Как успешно расшифровать зашифрованный контент AES-256, сгенерированный с помощью OpenSSL в Node.js, с помощью CryptoJS

Question

Context

У меня есть функция Node.js AWS Lambda, которая действует как пользовательский авторизатор и запускается AWS API Gateway, которая должна брать токен из заголовка Authorization, который являетсяAES-256 зашифровал JSON и расшифровал его с помощью CryptoJS и секретной парольной фразы. Просто к сведению, токен не является JWT. Я следовал CryptoJS документам, но он просто не работает. Я прочитал десятки постов и статей, и для меня действительно удивительно, что я не смог найти никого, кто пробовал бы такой простой подход, как мой.

Шаги и код

1) Яу меня есть файл с именем token.json , содержащий строковый объект JSON:

"{"user_id":1,"name":"user","time":"2019-09-27 13:58:22","env":"dev"}"

2) Следуя примерам CryptoJS, в терминале, который я выполняю: openssl enc -aes-256-cbc -in token.json -out encrypted-json-token -pass pass:"password" -e -A -base64

Я использую опцию -A, чтобы получить строку в одну строку. Согласно openssl enc --help:

-A Используется с - [base64 | a] для указания буфера base64 в виде одной строки

3) Я беру этот выводзашифрованный токен и отправив его в качестве значения для заголовка Authorization в HTTP-запросе, который анализируется AWS API Gateway, который получает этот заголовок и передает его в мою функцию Lambda.

4) ВЛямбда-функция:

const AES = require('crypto-js/aes');
const Utf8 = require('crypto-js/enc-utf8');

module.exports.authenticate = function authenticate(event, context, callback) {
...
  try {
    const token = event.authorizationToken;
    const decryptedToken = AES.decrypt(token, 'password').toString(Utf8);
    const parsedToken = JSON.parse(decryptedToken);
  }
  catch(error){
  // log error
  }
...
}

Результатом дешифрования является пустая строка, и, следовательно, синтаксический анализ в JSON завершается неудачей.

Заключительные замечания

Я звоню .toString(Utf8)поскольку согласно , и , , результатом операции дешифрования является объект Word Array , и мне нужно вернуть его обратно в исходную строковую форму,который должен быть строковым токеном JSON. Кроме того, я тестирую все это с помощью автономного подключаемого модуля без сервера для локальной эмуляции API-шлюза.

Answer 1

TL;DR : Передайте действительный ключ AES, закодированный в виде шестнадцатеричного кода, используя флаг -K.
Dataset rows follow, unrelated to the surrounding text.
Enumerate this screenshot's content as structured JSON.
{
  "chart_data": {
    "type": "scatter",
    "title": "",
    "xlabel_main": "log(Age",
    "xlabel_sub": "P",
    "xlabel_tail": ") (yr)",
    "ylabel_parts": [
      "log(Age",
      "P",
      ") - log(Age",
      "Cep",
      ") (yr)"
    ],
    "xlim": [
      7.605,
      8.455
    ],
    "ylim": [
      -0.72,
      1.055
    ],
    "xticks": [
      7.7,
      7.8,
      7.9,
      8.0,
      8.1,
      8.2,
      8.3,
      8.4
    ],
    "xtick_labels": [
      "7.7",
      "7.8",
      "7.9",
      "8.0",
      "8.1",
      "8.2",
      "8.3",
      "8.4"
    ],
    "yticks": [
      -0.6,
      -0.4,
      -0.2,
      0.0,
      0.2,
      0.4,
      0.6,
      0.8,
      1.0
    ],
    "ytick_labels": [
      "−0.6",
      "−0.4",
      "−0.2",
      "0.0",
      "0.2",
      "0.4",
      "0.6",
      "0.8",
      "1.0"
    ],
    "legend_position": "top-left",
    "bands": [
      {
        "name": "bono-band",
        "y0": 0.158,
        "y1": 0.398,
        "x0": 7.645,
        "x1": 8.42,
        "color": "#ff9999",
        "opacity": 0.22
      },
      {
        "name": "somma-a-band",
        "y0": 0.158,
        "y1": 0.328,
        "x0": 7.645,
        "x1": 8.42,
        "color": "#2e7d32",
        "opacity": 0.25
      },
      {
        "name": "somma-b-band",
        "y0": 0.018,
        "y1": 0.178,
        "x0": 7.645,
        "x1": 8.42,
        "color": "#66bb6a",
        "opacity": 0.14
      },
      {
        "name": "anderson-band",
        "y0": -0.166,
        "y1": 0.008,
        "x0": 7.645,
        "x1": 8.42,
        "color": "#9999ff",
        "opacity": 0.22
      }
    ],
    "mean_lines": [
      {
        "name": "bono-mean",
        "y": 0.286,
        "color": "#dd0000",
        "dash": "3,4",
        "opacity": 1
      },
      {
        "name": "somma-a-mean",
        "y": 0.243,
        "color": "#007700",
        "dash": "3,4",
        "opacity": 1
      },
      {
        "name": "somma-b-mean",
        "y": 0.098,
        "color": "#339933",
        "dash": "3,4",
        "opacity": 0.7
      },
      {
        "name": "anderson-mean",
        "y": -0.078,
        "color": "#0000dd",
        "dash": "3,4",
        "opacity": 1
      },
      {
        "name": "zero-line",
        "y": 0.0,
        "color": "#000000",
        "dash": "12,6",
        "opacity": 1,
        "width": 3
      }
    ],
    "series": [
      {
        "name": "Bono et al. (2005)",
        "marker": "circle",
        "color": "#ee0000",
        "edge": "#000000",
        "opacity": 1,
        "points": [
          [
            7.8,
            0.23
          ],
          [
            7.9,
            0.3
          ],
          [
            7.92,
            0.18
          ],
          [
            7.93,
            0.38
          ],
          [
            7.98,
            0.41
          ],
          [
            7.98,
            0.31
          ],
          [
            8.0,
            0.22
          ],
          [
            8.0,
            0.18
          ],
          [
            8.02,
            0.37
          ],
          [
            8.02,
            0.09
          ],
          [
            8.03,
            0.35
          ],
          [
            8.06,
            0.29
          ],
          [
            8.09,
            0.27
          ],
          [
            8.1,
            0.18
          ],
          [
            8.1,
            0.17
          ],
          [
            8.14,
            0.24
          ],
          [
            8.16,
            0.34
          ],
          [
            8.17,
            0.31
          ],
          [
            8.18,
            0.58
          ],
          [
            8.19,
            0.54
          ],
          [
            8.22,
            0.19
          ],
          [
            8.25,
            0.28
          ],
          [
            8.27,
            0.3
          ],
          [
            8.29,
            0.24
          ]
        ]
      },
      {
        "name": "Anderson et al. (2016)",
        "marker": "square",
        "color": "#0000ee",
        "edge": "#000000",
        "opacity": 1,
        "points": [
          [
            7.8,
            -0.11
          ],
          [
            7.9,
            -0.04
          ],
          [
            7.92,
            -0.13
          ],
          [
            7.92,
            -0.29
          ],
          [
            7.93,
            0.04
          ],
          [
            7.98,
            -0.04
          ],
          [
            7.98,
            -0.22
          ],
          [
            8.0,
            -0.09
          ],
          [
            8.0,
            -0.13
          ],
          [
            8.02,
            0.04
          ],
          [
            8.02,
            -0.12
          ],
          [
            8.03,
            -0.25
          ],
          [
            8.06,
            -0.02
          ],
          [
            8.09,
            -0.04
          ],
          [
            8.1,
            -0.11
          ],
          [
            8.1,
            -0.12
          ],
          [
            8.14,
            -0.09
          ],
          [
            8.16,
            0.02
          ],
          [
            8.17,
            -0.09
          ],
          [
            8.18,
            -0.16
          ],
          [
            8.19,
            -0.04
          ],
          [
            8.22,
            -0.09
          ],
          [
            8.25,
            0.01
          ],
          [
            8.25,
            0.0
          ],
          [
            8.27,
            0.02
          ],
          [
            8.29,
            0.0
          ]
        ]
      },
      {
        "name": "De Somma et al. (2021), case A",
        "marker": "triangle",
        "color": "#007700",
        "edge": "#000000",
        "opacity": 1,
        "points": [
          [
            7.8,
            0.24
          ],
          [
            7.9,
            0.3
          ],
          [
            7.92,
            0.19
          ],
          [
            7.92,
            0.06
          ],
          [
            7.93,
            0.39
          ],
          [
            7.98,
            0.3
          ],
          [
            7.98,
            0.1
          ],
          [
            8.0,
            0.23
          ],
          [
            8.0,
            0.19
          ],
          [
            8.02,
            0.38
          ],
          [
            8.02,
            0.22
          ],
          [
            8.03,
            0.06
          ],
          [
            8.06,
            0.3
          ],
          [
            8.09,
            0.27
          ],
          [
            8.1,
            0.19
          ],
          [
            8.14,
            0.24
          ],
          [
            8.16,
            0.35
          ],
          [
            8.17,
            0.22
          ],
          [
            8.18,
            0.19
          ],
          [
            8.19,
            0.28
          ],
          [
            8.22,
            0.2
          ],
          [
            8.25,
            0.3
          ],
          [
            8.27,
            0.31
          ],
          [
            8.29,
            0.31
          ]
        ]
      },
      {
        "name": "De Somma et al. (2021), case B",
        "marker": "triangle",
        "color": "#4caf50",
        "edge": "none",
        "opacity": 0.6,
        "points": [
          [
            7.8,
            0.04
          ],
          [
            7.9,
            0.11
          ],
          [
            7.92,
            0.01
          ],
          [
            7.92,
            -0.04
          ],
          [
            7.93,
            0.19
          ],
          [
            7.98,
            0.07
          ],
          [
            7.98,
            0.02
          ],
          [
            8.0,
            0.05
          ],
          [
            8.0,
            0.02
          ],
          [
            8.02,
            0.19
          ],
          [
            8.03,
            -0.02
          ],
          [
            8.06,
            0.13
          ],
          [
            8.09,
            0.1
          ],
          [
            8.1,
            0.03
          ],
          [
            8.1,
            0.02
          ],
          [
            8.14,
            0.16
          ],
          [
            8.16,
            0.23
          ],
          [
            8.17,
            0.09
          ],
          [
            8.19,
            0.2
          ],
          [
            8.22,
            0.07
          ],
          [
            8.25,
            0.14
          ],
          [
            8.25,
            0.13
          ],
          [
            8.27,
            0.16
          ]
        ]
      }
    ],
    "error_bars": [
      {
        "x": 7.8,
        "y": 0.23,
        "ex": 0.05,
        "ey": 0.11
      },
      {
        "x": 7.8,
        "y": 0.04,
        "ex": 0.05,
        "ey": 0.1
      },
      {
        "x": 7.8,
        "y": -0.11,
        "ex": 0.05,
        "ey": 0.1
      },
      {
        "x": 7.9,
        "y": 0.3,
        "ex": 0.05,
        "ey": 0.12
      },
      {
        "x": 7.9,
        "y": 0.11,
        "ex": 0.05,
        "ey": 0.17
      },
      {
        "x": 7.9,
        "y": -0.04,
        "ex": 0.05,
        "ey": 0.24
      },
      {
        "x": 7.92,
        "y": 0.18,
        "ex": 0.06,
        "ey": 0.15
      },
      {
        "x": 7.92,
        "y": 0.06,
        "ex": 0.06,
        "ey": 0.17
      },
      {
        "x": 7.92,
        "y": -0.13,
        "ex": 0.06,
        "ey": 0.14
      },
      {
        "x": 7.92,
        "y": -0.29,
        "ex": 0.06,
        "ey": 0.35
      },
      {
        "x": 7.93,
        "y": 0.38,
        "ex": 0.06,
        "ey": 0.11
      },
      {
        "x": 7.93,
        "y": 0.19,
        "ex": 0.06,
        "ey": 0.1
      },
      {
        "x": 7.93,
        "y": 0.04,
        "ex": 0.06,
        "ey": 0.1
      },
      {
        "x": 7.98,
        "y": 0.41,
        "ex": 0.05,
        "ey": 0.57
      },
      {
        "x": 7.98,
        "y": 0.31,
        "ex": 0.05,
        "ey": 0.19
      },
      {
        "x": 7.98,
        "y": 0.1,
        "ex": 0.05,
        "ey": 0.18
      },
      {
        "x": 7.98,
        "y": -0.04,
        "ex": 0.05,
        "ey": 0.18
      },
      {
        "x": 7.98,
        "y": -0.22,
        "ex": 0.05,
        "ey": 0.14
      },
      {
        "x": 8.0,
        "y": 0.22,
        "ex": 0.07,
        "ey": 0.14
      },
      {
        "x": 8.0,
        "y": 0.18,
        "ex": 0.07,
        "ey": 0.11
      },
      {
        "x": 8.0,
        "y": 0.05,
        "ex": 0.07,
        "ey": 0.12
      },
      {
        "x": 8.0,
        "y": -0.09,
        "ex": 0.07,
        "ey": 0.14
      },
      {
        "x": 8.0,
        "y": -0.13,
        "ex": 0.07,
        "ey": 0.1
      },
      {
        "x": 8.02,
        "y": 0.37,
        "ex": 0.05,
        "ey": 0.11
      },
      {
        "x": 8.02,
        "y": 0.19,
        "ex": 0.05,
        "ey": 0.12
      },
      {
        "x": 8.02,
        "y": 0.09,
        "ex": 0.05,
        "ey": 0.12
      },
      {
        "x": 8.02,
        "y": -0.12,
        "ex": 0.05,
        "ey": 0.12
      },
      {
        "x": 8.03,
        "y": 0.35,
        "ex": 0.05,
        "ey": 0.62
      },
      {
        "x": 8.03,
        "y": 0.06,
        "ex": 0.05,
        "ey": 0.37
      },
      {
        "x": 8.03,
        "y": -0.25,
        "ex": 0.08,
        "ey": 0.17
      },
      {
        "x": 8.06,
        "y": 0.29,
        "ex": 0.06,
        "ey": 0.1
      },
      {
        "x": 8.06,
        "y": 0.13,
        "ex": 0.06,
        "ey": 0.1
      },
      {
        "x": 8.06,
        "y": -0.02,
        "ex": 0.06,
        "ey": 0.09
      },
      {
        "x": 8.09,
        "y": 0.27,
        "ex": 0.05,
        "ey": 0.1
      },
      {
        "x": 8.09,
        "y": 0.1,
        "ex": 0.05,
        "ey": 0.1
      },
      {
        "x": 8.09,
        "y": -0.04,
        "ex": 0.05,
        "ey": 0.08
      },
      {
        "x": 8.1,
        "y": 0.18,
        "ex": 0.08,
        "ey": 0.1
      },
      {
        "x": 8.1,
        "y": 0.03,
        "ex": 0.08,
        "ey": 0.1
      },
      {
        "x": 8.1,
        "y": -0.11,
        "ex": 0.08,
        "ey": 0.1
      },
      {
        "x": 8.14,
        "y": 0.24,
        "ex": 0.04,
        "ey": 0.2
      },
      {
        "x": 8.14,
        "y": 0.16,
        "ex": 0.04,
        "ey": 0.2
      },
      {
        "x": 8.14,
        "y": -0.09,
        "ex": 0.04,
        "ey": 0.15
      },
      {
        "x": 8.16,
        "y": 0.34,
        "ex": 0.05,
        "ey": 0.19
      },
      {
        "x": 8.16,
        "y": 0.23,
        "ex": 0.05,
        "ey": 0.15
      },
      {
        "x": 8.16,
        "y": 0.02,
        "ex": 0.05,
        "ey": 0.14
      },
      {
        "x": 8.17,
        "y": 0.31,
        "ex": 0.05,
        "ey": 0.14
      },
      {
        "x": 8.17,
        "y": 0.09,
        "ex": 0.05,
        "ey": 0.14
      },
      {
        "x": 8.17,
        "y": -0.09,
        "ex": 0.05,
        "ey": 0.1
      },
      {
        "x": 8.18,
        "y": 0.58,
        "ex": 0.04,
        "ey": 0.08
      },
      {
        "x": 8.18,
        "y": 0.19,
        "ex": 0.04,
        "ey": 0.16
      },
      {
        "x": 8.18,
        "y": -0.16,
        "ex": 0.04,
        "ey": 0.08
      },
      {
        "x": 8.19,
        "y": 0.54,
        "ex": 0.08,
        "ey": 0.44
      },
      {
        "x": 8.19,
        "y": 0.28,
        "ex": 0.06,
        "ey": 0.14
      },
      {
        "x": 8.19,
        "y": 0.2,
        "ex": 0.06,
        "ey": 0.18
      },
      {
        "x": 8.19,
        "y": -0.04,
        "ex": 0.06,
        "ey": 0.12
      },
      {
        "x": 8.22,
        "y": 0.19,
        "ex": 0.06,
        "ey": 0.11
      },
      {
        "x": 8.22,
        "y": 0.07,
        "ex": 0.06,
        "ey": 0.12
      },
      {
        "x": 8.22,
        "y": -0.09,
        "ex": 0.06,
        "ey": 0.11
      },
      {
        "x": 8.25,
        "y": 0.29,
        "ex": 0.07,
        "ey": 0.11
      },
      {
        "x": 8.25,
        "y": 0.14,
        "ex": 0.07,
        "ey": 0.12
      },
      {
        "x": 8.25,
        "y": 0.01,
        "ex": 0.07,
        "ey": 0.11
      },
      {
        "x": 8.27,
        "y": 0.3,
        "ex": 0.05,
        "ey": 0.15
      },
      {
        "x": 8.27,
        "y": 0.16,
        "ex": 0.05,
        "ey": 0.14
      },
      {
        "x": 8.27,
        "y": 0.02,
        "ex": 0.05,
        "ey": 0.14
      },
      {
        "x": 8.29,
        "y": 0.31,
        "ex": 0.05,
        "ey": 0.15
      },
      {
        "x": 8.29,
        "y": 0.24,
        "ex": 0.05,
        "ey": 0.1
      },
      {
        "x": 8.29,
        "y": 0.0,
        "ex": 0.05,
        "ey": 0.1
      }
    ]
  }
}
Если вы внимательно прочитаете документацию для openssl enc, вы заметите разницумежду флагами -pass (-k) и -K - первый буквально является паролем, второй - действительным ключом.

Если вы используете -pass, вы фактически передаетепроизвольный строковый пароль, который подается через (устаревший и небезопасный) KDF, EVP_KDF. Если вы используете -K, вы можете передать настоящий ключ AES в виде шестнадцатеричной строки.

Поскольку EVP_KDF небезопасен, я бы порекомендовал последнее.